Texas farmland values rose 1% to 4% on an annual basis, according to the quarterly survey of Texas agricultural bankers conducted by the Federal Reserve Bank of Dallas. The bank reports the value of dryland cropland rose 4.2% for the year ending Sept. 1 while the value of irrigated cropland rose 0.8% and the value of ranchland increased 1.6%. The bank pegs the average value of an acre of Texas dryland cropland at $1,725, an acre of Texas irrigated cropland at $1,976 and an acre of Texas ranchland at $1,902.
The Dallas Fed bank also serves northern New Mexico and southern Louisiana bankers. When their survey results are included, the value of district dryland cropland rose 4.2%, district irrigated cropland increased 2.7% and district ranchland gained 1.5%.
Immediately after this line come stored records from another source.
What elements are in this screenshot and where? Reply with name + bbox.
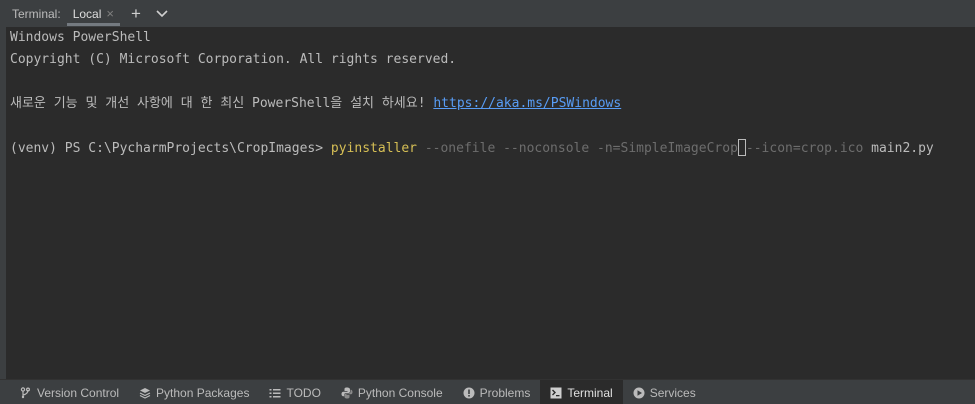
tab-local-label: Local — [72, 6, 102, 21]
terminal-title: Terminal: — [12, 6, 61, 21]
terminal-line-1: Windows PowerShell — [10, 30, 151, 45]
update-message: 새로운 기능 및 개선 사항에 대 한 최신 PowerShell을 설치 하세… — [10, 96, 434, 111]
ide-terminal-window: Terminal: Local × + Windows PowerShell C… — [0, 0, 975, 404]
command-file: main2.py — [863, 141, 934, 156]
info-icon — [463, 387, 475, 399]
tool-todo[interactable]: TODO — [259, 380, 330, 404]
command-name: pyinstaller — [330, 141, 417, 156]
terminal-output[interactable]: Windows PowerShell Copyright (C) Microso… — [6, 27, 975, 379]
terminal-tab-bar: Terminal: Local × + — [6, 0, 975, 27]
terminal-line-3: 새로운 기능 및 개선 사항에 대 한 최신 PowerShell을 설치 하세… — [10, 95, 621, 113]
python-icon — [341, 387, 353, 399]
tool-label: Terminal — [567, 385, 613, 400]
chevron-down-icon[interactable] — [152, 4, 172, 24]
tool-label: Version Control — [37, 385, 120, 400]
branch-icon — [20, 386, 32, 399]
layers-icon — [139, 387, 151, 399]
tool-label: Python Console — [357, 385, 443, 400]
add-tab-icon[interactable]: + — [126, 4, 146, 24]
tab-local[interactable]: Local × — [66, 0, 121, 27]
tool-python-console[interactable]: Python Console — [331, 380, 453, 404]
command-icon-arg: --icon=crop.ico — [745, 141, 864, 156]
command-args: --onefile --noconsole -n=SimpleImageCrop — [417, 141, 738, 156]
tool-terminal[interactable]: Terminal — [540, 380, 623, 404]
list-icon — [269, 387, 281, 399]
tool-label: Problems — [479, 385, 531, 400]
play-icon — [633, 387, 645, 399]
tool-window-bar: Version Control Python Packages TODO Pyt… — [0, 379, 975, 404]
tool-label: TODO — [286, 385, 321, 400]
tool-python-packages[interactable]: Python Packages — [129, 380, 259, 404]
tool-label: Services — [649, 385, 696, 400]
text-cursor — [737, 139, 746, 156]
tool-version-control[interactable]: Version Control — [10, 380, 129, 404]
terminal-line-2: Copyright (C) Microsoft Corporation. All… — [10, 52, 457, 67]
terminal-command-line[interactable]: (venv) PS C:\PycharmProjects\CropImages>… — [10, 139, 934, 158]
tool-label: Python Packages — [156, 385, 250, 400]
terminal-icon — [550, 387, 562, 399]
prompt-text: (venv) PS C:\PycharmProjects\CropImages> — [10, 141, 331, 156]
tool-services[interactable]: Services — [623, 380, 706, 404]
close-icon[interactable]: × — [106, 7, 114, 20]
tool-problems[interactable]: Problems — [453, 380, 541, 404]
powershell-link[interactable]: https://aka.ms/PSWindows — [433, 96, 621, 111]
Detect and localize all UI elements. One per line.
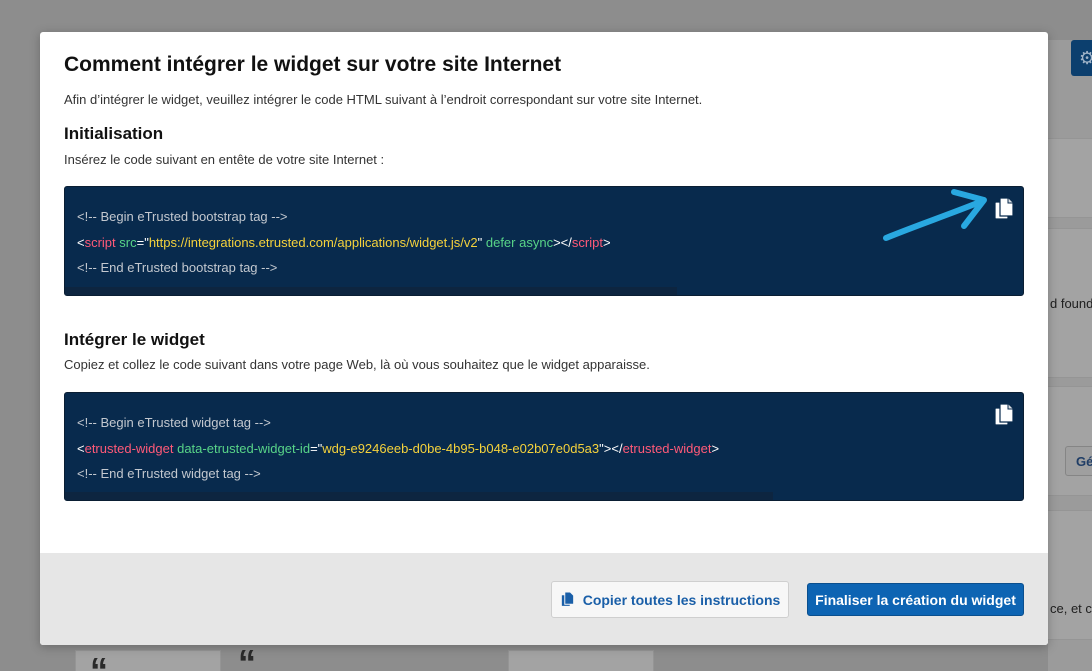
gear-icon[interactable]: ⚙ [1071,40,1092,76]
code-tag: script [571,234,603,250]
code-punct: ></ [553,234,572,250]
modal-title: Comment intégrer le widget sur votre sit… [64,53,562,76]
copy-icon [560,591,574,607]
background-text: ce, et c [1050,601,1092,616]
code-block-widget[interactable]: <!-- Begin eTrusted widget tag --> <etru… [64,392,1024,501]
finalize-widget-button[interactable]: Finaliser la création du widget [807,583,1024,616]
code-comment: <!-- End eTrusted widget tag --> [77,466,261,481]
code-widget-line: <etrusted-widget data-etrusted-widget-id… [77,436,719,462]
code-comment: <!-- Begin eTrusted bootstrap tag --> [77,209,288,224]
code-attr: defer async [482,234,554,250]
code-punct: > [711,440,720,456]
copy-icon[interactable] [993,197,1015,221]
code-lines: <!-- Begin eTrusted widget tag --> <etru… [77,410,719,487]
copy-all-label: Copier toutes les instructions [582,591,781,608]
code-comment: <!-- End eTrusted bootstrap tag --> [77,260,278,275]
quote-icon: “ [238,642,256,671]
code-tag: script [84,234,116,250]
code-comment: <!-- Begin eTrusted widget tag --> [77,415,271,430]
code-script-line: <script src="https://integrations.etrust… [77,230,611,256]
code-attr: data-etrusted-widget-id [173,440,311,456]
copy-icon[interactable] [993,403,1015,427]
modal-intro: Afin d’intégrer le widget, veuillez inté… [64,92,703,107]
quote-icon: “ [90,650,108,671]
code-punct: < [77,234,85,250]
code-punct: > [602,234,611,250]
code-string: https://integrations.etrusted.com/applic… [148,234,478,250]
code-lines: <!-- Begin eTrusted bootstrap tag --> <s… [77,204,611,281]
modal-footer: Copier toutes les instructions Finaliser… [40,553,1048,645]
background-text: d found [1050,296,1092,311]
code-punct: ></ [603,440,623,456]
section-title-initialisation: Initialisation [64,124,164,143]
code-tag: etrusted-widget [84,440,174,456]
code-punct: < [77,440,85,456]
section-desc-initialisation: Insérez le code suivant en entête de vot… [64,152,385,167]
code-string: wdg-e9246eeb-d0be-4b95-b048-e02b07e0d5a3 [322,440,600,456]
code-tag: etrusted-widget [622,440,712,456]
section-title-integrer: Intégrer le widget [64,330,205,349]
code-attr: src [115,234,137,250]
widget-integration-modal: Comment intégrer le widget sur votre sit… [40,32,1048,645]
background-generate-button[interactable]: Gé [1065,446,1092,476]
copy-all-instructions-button[interactable]: Copier toutes les instructions [551,581,789,618]
background-card [508,650,654,671]
code-scrollbar[interactable] [65,492,773,500]
code-punct: = [310,440,318,456]
section-desc-integrer: Copiez et collez le code suivant dans vo… [64,357,650,372]
arrow-annotation [883,189,987,241]
code-scrollbar[interactable] [65,287,677,295]
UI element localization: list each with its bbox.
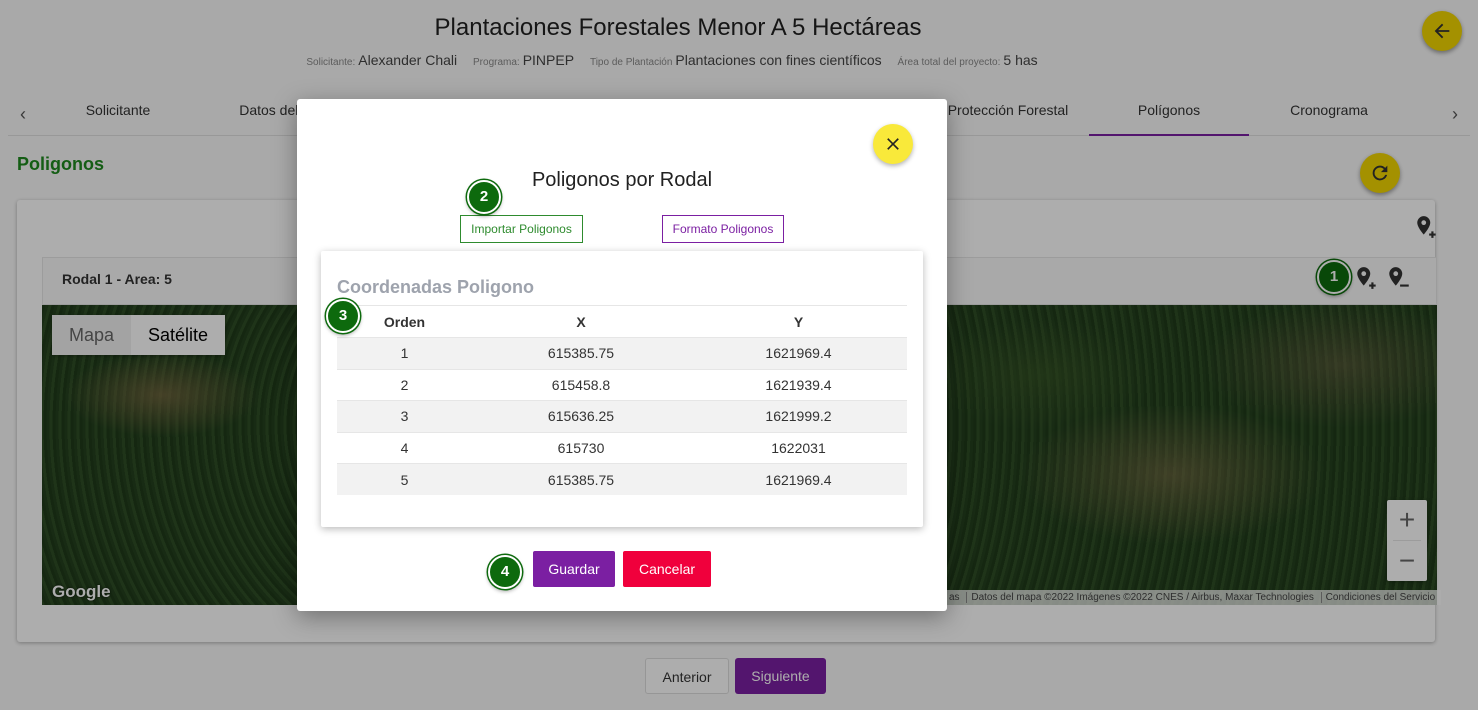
cell-x: 615730	[472, 431, 690, 464]
step-badge-2: 2	[467, 180, 501, 214]
cancel-button[interactable]: Cancelar	[623, 551, 711, 587]
cell-x: 615636.25	[472, 400, 690, 432]
cell-x: 615458.8	[472, 368, 690, 401]
cell-orden: 3	[337, 400, 472, 432]
close-icon	[887, 138, 899, 150]
cell-y: 1621939.4	[690, 368, 907, 401]
close-button[interactable]	[873, 124, 913, 164]
cell-x: 615385.75	[472, 337, 690, 369]
table-row: 4 615730 1622031	[337, 431, 907, 464]
coordinates-card: Coordenadas Poligono Orden X Y 1 615385.…	[321, 251, 923, 527]
cell-y: 1621969.4	[690, 463, 907, 495]
import-polygons-button[interactable]: Importar Poligonos	[460, 215, 583, 243]
cell-x: 615385.75	[472, 463, 690, 495]
cell-orden: 2	[337, 368, 472, 401]
step-badge-4: 4	[488, 555, 522, 589]
column-header-x: X	[472, 305, 690, 338]
polygon-format-button[interactable]: Formato Poligonos	[662, 215, 784, 243]
cell-y: 1622031	[690, 431, 907, 464]
step-badge-3: 3	[326, 299, 360, 333]
coordinates-title: Coordenadas Poligono	[337, 277, 535, 297]
save-button[interactable]: Guardar	[533, 551, 615, 587]
table-header-row: Orden X Y	[337, 305, 907, 338]
table-row: 2 615458.8 1621939.4	[337, 368, 907, 401]
column-header-y: Y	[690, 305, 907, 338]
cell-y: 1621999.2	[690, 400, 907, 432]
polygons-modal: Poligonos por Rodal Importar Poligonos F…	[297, 99, 947, 611]
cell-orden: 5	[337, 463, 472, 495]
table-row: 3 615636.25 1621999.2	[337, 400, 907, 432]
table-row: 5 615385.75 1621969.4	[337, 463, 907, 495]
coordinates-table: Orden X Y 1 615385.75 1621969.4 2 615458…	[337, 305, 907, 495]
cell-orden: 4	[337, 431, 472, 464]
cell-y: 1621969.4	[690, 337, 907, 369]
modal-title: Poligonos por Rodal	[531, 169, 713, 191]
cell-orden: 1	[337, 337, 472, 369]
table-row: 1 615385.75 1621969.4	[337, 337, 907, 369]
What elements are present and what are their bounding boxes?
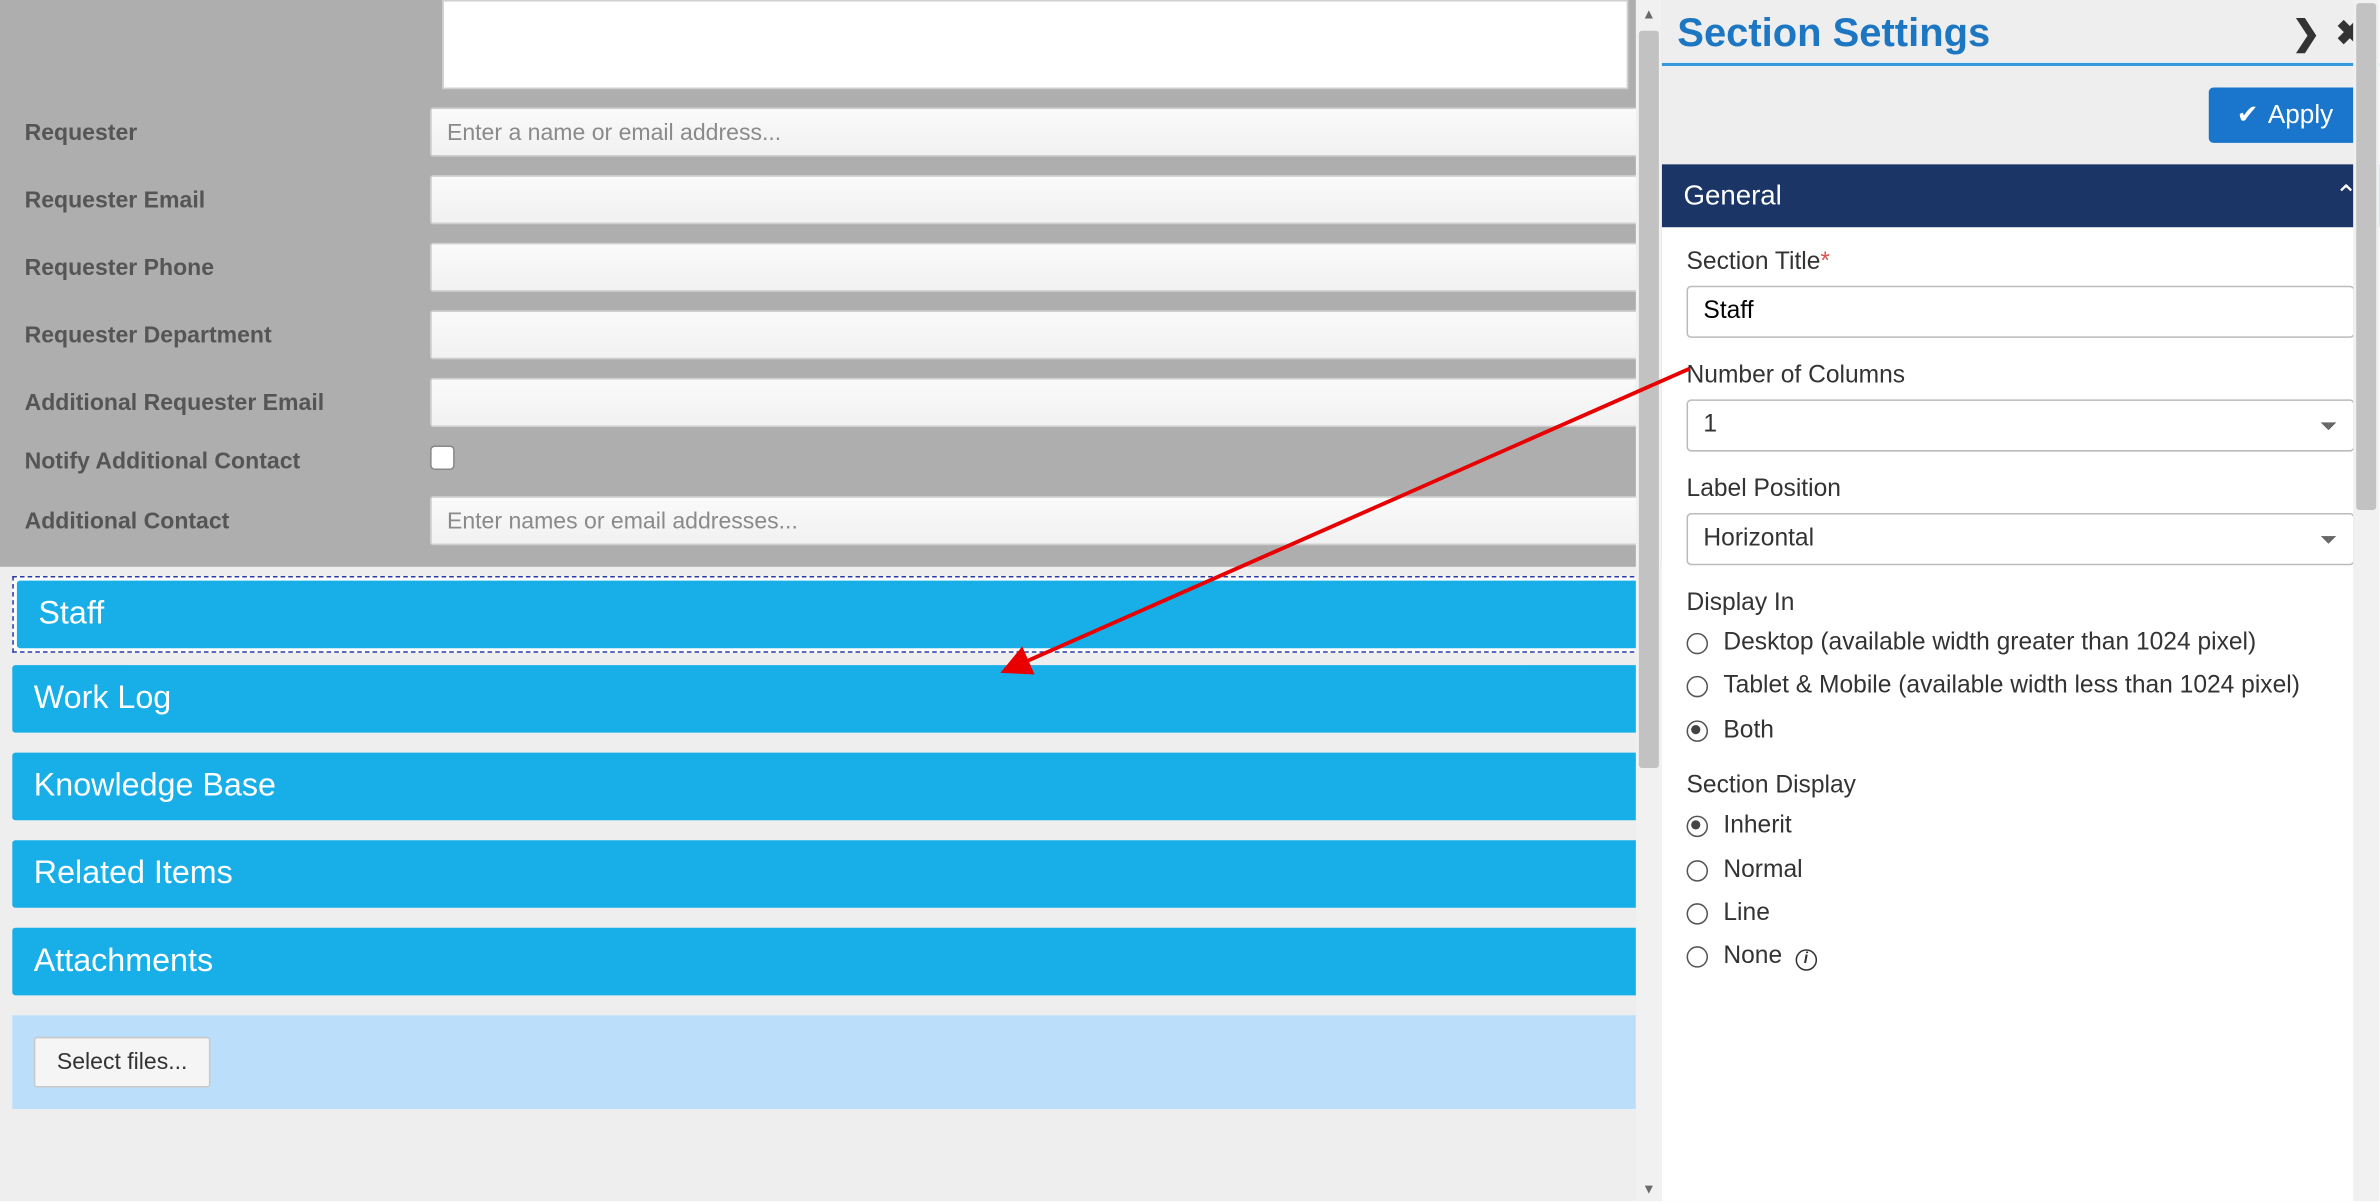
radio-icon: [1687, 903, 1709, 925]
additional-contact-label: Additional Contact: [12, 508, 430, 534]
requester-phone-input[interactable]: [430, 243, 1650, 292]
section-title-label: Section Title*: [1687, 249, 2355, 277]
apply-button[interactable]: ✔ Apply: [2209, 88, 2361, 143]
section-bar-staff[interactable]: Staff: [17, 581, 1645, 649]
requester-input[interactable]: [430, 108, 1650, 157]
section-display-inherit-option[interactable]: Inherit: [1687, 810, 2355, 844]
info-icon[interactable]: i: [1795, 950, 1817, 972]
section-bar-related[interactable]: Related Items: [12, 840, 1649, 908]
display-in-tablet-option[interactable]: Tablet & Mobile (available width less th…: [1687, 670, 2355, 704]
radio-selected-icon: [1687, 720, 1709, 742]
check-icon: ✔: [2237, 100, 2259, 131]
apply-button-label: Apply: [2268, 100, 2333, 131]
section-bar-worklog[interactable]: Work Log: [12, 665, 1649, 733]
notify-additional-label: Notify Additional Contact: [12, 449, 430, 475]
label-position-select[interactable]: Horizontal: [1687, 513, 2355, 565]
radio-icon: [1687, 676, 1709, 698]
display-in-label: Display In: [1687, 590, 2355, 618]
general-accordion-header[interactable]: General ⌃: [1662, 164, 2379, 227]
requester-dept-label: Requester Department: [12, 322, 430, 348]
num-columns-label: Number of Columns: [1687, 362, 2355, 390]
scroll-down-icon[interactable]: ▼: [1636, 1175, 1662, 1201]
attachments-dropzone[interactable]: Select files...: [12, 1015, 1649, 1109]
additional-email-input[interactable]: [430, 378, 1650, 427]
requester-email-label: Requester Email: [12, 187, 430, 213]
panel-title: Section Settings: [1677, 9, 1990, 57]
scroll-up-icon[interactable]: ▲: [1636, 0, 1662, 26]
radio-icon: [1687, 859, 1709, 881]
display-in-both-option[interactable]: Both: [1687, 714, 2355, 748]
section-settings-panel: Section Settings ❯ ✖ ✔ Apply General ⌃ S…: [1662, 0, 2379, 1201]
section-display-normal-option[interactable]: Normal: [1687, 853, 2355, 887]
left-scrollbar[interactable]: ▲ ▼: [1636, 0, 1662, 1201]
select-files-button[interactable]: Select files...: [34, 1037, 211, 1088]
radio-icon: [1687, 633, 1709, 655]
radio-icon: [1687, 947, 1709, 969]
section-display-line-option[interactable]: Line: [1687, 897, 2355, 931]
notify-additional-checkbox[interactable]: [430, 445, 455, 470]
right-scrollbar[interactable]: [2353, 0, 2379, 1201]
requester-fields-group: Requester Requester Email Requester Phon…: [0, 0, 1662, 567]
form-designer-canvas: Requester Requester Email Requester Phon…: [0, 0, 1662, 1201]
additional-email-label: Additional Requester Email: [12, 389, 430, 415]
requester-phone-label: Requester Phone: [12, 254, 430, 280]
display-in-desktop-option[interactable]: Desktop (available width greater than 10…: [1687, 627, 2355, 661]
rich-text-area[interactable]: [442, 0, 1628, 89]
additional-contact-input[interactable]: [430, 496, 1650, 545]
collapse-icon[interactable]: ❯: [2292, 16, 2320, 50]
section-bar-kb[interactable]: Knowledge Base: [12, 753, 1649, 821]
requester-email-input[interactable]: [430, 175, 1650, 224]
left-scrollbar-thumb[interactable]: [1639, 31, 1659, 768]
label-position-label: Label Position: [1687, 476, 2355, 504]
section-bar-attachments[interactable]: Attachments: [12, 928, 1649, 996]
requester-dept-input[interactable]: [430, 310, 1650, 359]
section-display-label: Section Display: [1687, 773, 2355, 801]
num-columns-select[interactable]: 1: [1687, 399, 2355, 451]
requester-label: Requester: [12, 119, 430, 145]
radio-selected-icon: [1687, 816, 1709, 838]
selected-section-outline: Staff: [12, 576, 1649, 653]
section-title-input[interactable]: [1687, 286, 2355, 338]
general-accordion-label: General: [1683, 180, 1781, 212]
right-scrollbar-thumb[interactable]: [2356, 3, 2376, 510]
section-display-none-option[interactable]: None i: [1687, 941, 2355, 975]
"Bankers responding to the third-quarter survey reported that after their regions received beneficial rains in the spring, limited rainfall and a return of drought conditions in some areas in the third quarter damped outlooks," the bank says. "Low commodity prices have created profitability concerns, and respondents expect price pressures will result in lower farm incomes. Bankers in a couple of regions noted that crops and pastures were in good condition after rain earlier in the year and that crop yields are average to above average."
On a quarterly basis, the bank says, "district dryland was the only land type to see increased values this quarter. Real dryland values were up 1% over last quarter, while real land values decreased for irrigated cropland (3%) and ranchland (7 %)."